Comme d'habitude, j'acquiesce et active mon radar alors que nous passons le petit jardin menant à la maison de plein pied. L'air est assez glacial ce soir mais l'attroupement d'étudiants permet de supporter cette température avec les fenêtres et baies vitrées ouvertes.

Lorsque les regards se tournent vers nous, je sais que c'est pour marmonner le mot jacuzzi. Il y a bien un endroit où je ne mettrai plus jamais les pieds et c'est celui-là.

— Est ce que tu l'as vu? Me demande Chae.
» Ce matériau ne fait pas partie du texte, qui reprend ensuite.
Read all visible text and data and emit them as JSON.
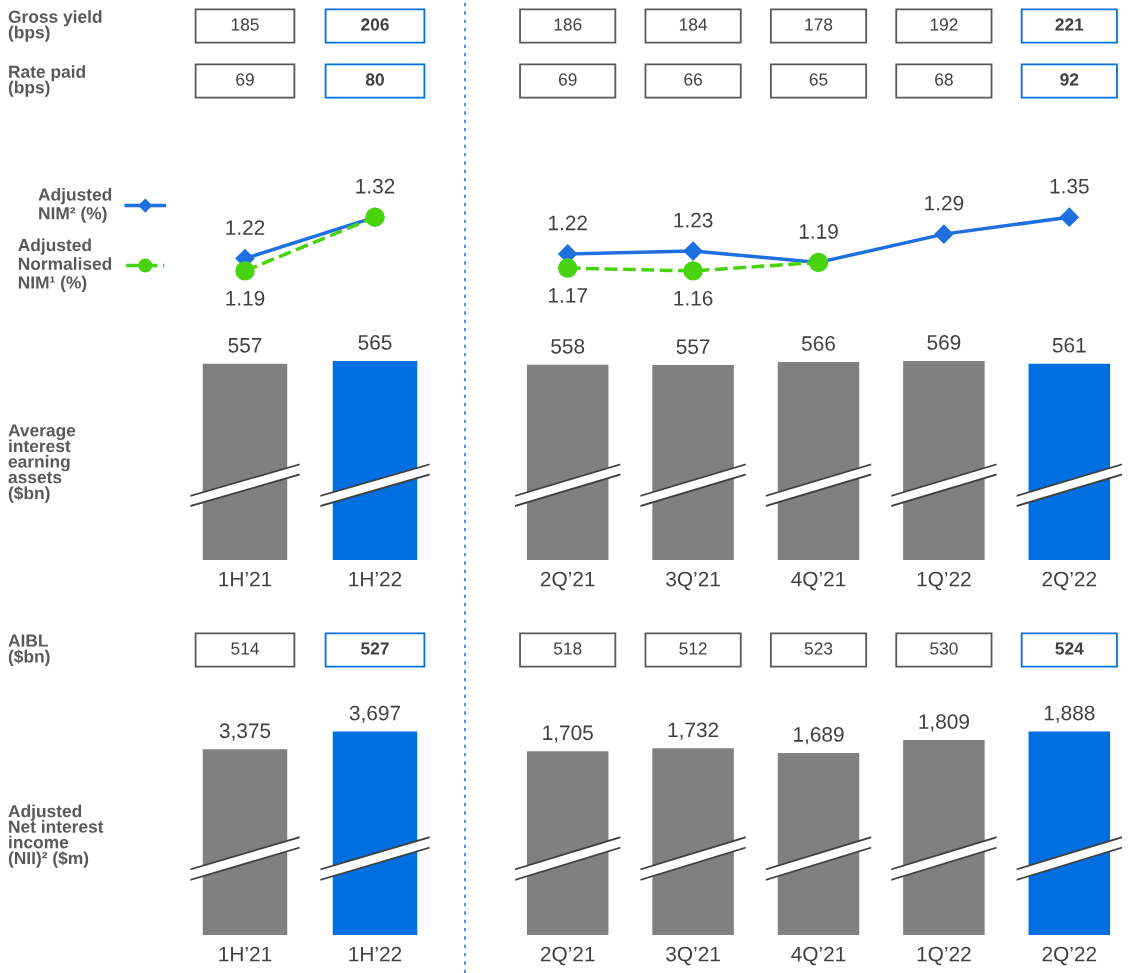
{
  "chart_data": [
    {
      "type": "other",
      "title": "Gross yield\n(bps)",
      "categories": [
        null,
        null
      ],
      "values": [
        185,
        206
      ],
      "colors": [
        "#595959",
        "#0070e0"
      ],
      "data_labels": true
    },
    {
      "type": "other",
      "categories": [
        null,
        null,
        null,
        null,
        null
      ],
      "values": [
        186,
        184,
        178,
        192,
        221
      ],
      "colors": [
        "#595959",
        "#595959",
        "#595959",
        "#595959",
        "#0070e0"
      ],
      "data_labels": true
    },
    {
      "type": "other",
      "title": "Rate paid\n(bps)",
      "categories": [
        null,
        null
      ],
      "values": [
        69,
        80
      ],
      "colors": [
        "#595959",
        "#0070e0"
      ],
      "data_labels": true
    },
    {
      "type": "other",
      "categories": [
        null,
        null,
        null,
        null,
        null
      ],
      "values": [
        69,
        66,
        65,
        68,
        92
      ],
      "colors": [
        "#595959",
        "#595959",
        "#595959",
        "#595959",
        "#0070e0"
      ],
      "data_labels": true
    },
    {
      "type": "line",
      "categories": [
        null,
        null
      ],
      "legend": "left",
      "series": [
        {
          "name": "Adjusted\nNIM² (%)",
          "color": "#1f6fe0",
          "values": [
            1.22,
            1.32
          ],
          "marker": "diamond",
          "line_style": "solid",
          "value_labels": [
            "1.22",
            "1.32"
          ]
        },
        {
          "name": "Adjusted\nNormalised\nNIM¹ (%)",
          "color": "#47d40f",
          "values": [
            1.19,
            1.32
          ],
          "marker": "circle",
          "line_style": "dashed",
          "value_labels": [
            "1.19",
            null
          ]
        }
      ]
    },
    {
      "type": "line",
      "categories": [
        null,
        null,
        null,
        null,
        null
      ],
      "series": [
        {
          "color": "#1f6fe0",
          "values": [
            1.22,
            1.23,
            1.19,
            1.29,
            1.35
          ],
          "marker": "diamond",
          "line_style": "solid",
          "value_labels": [
            "1.22",
            "1.23",
            "1.19",
            "1.29",
            "1.35"
          ]
        },
        {
          "color": "#47d40f",
          "values": [
            1.17,
            1.16,
            1.19,
            null,
            null
          ],
          "marker": "circle",
          "line_style": "dashed",
          "value_labels": [
            "1.17",
            "1.16",
            null,
            null,
            null
          ]
        }
      ]
    },
    {
      "type": "bar",
      "ylabel": "Average\ninterest\nearning\nassets\n($bn)",
      "categories": [
        "1H’21",
        "1H’22"
      ],
      "values": [
        557,
        565
      ],
      "colors": [
        "#808080",
        "#0070e0"
      ],
      "data_labels": true
    },
    {
      "type": "bar",
      "categories": [
        "2Q’21",
        "3Q’21",
        "4Q’21",
        "1Q’22",
        "2Q’22"
      ],
      "values": [
        558,
        557,
        566,
        569,
        561
      ],
      "colors": [
        "#808080",
        "#808080",
        "#808080",
        "#808080",
        "#0070e0"
      ],
      "data_labels": true
    },
    {
      "type": "other",
      "title": "AIBL\n($bn)",
      "categories": [
        null,
        null
      ],
      "values": [
        514,
        527
      ],
      "colors": [
        "#595959",
        "#0070e0"
      ],
      "data_labels": true
    },
    {
      "type": "other",
      "categories": [
        null,
        null,
        null,
        null,
        null
      ],
      "values": [
        518,
        512,
        523,
        530,
        524
      ],
      "colors": [
        "#595959",
        "#595959",
        "#595959",
        "#595959",
        "#0070e0"
      ],
      "data_labels": true
    },
    {
      "type": "bar",
      "ylabel": "Adjusted\nNet interest\nincome\n(NII)² ($m)",
      "categories": [
        "1H’21",
        "1H’22"
      ],
      "values": [
        3375,
        3697
      ],
      "colors": [
        "#808080",
        "#0070e0"
      ],
      "value_labels": [
        "3,375",
        "3,697"
      ]
    },
    {
      "type": "bar",
      "categories": [
        "2Q’21",
        "3Q’21",
        "4Q’21",
        "1Q’22",
        "2Q’22"
      ],
      "values": [
        1705,
        1732,
        1689,
        1809,
        1888
      ],
      "colors": [
        "#808080",
        "#808080",
        "#808080",
        "#808080",
        "#0070e0"
      ],
      "value_labels": [
        "1,705",
        "1,732",
        "1,689",
        "1,809",
        "1,888"
      ]
    }
  ]
}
A vrai dire, vu ma petite taille, j'ai plus en vue les aisselles de l'assistance que la localisation d'un queutard presque dévoilé. Je tends les mains pour récupérer deux sojus au passage et me retourne vers mon amie pour lui donner sa boisson. A nouveau, je constate qu'elle a disparu.

— Génial...

Note à moi-même, penser à sortir avec une laisse pour attacher Chaeryeong dans ce genre de soirées.
Je déambule tranquillement parmi la foule, refusant de jouer le sketch de la dernière fois et repère mon petit Han Jisung près de la poubelle de la cuisine.

— Mauvaise cachette. Je t'ai trouvé tout de suite.

Il sourit en baissant les yeux.

— En même temps, c'est facile de reconnaitre un diamant parmi les bijoux fantaisies, dis-je en désignant la foule.

Mon ami se cache pour camoufler ses rougeurs et me pousse de la main, gonflé par la timidité. Je lui tends la bouteille que je lui avais promis la dernière fois et trinque avec lui.

— Encore seule?

— Toujours à la recherche de Chaeryeong.

— On dirait Alice et son lapin blanc.

— Tu crois que je vais finir au fond du trou?

— Peut-être. Alors méfie-toi, ne mange aucun gâteau.

J'adore son humour. Je pourrais passer mes journées à discuter avec lui mais mon ami se renferme au moindre stress. Chose qui se passe dans la seconde quand je le vois reculer contre le mur. Après un demi-tour immédiat, je suis surprise de découvrir quelqu'un que je ne m'attendais pas à voir.